If we say ratio = approx/correct , then what Pizer is minimizing is ratio_max/ratio_min , which is the same as minimizing log(ratio_max) - log(ratio_min) . I can't reproduce Pizer's result and I'm not sure why that would be the thing you want to minimize. Intuitively it does make sense that what you care about is really *log* relative error, not relative error. That is, going +100% is clearly better than going -100% in a relative sense (this is sort of like the fact that doing -100% in the stock market is much worse than doing +100% is good, as I wrote long ago, we should really talk about log-return).

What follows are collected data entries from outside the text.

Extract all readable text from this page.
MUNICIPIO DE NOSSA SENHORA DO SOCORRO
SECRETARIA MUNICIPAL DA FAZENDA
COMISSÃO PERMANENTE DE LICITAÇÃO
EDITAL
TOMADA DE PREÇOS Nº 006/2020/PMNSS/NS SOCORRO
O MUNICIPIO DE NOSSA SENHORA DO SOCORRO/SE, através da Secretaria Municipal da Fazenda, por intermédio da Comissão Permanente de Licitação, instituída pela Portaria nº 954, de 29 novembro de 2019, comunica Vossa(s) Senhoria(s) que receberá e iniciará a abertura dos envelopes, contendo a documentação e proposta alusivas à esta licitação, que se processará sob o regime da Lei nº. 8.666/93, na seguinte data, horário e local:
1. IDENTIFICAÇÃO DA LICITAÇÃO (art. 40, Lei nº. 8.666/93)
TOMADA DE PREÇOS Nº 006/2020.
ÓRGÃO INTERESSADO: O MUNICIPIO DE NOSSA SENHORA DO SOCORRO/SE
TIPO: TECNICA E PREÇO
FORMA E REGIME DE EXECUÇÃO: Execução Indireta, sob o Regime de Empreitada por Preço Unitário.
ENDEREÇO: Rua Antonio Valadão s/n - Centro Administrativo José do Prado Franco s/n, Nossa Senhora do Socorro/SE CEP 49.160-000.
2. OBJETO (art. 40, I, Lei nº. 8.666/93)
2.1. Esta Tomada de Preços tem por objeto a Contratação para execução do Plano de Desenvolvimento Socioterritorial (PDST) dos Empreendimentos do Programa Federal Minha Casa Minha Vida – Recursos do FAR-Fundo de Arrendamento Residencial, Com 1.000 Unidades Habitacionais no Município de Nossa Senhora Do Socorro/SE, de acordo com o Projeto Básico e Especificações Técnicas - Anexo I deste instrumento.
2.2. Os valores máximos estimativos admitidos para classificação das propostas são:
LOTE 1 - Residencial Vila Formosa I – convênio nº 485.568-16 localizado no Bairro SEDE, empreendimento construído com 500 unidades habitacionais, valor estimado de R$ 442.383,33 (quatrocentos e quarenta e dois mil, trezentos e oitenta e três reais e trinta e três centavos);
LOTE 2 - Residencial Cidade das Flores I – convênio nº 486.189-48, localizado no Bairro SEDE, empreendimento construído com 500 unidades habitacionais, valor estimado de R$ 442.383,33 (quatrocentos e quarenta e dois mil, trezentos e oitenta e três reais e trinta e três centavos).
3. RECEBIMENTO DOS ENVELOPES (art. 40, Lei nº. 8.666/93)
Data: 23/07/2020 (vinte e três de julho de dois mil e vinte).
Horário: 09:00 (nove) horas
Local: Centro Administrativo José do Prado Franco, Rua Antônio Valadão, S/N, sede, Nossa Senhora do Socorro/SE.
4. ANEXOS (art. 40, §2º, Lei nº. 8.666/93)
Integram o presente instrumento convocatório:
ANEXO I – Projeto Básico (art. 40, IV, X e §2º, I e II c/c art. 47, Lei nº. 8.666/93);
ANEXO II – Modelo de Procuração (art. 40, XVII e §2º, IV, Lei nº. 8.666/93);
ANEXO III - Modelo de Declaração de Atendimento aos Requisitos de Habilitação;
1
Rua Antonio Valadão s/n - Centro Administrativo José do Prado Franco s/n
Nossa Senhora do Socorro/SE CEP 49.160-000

I guess one way to see it is if you think about e as a floating point number; what we really want is for the error of the approximation to show up as far to the right of the decimal as possible. The number of binary digits to the right of the decimal is the log of the error. But that would just mean minimizing log( MAX(e_max,-e_min) ) so something is missing in my understanding of this bit.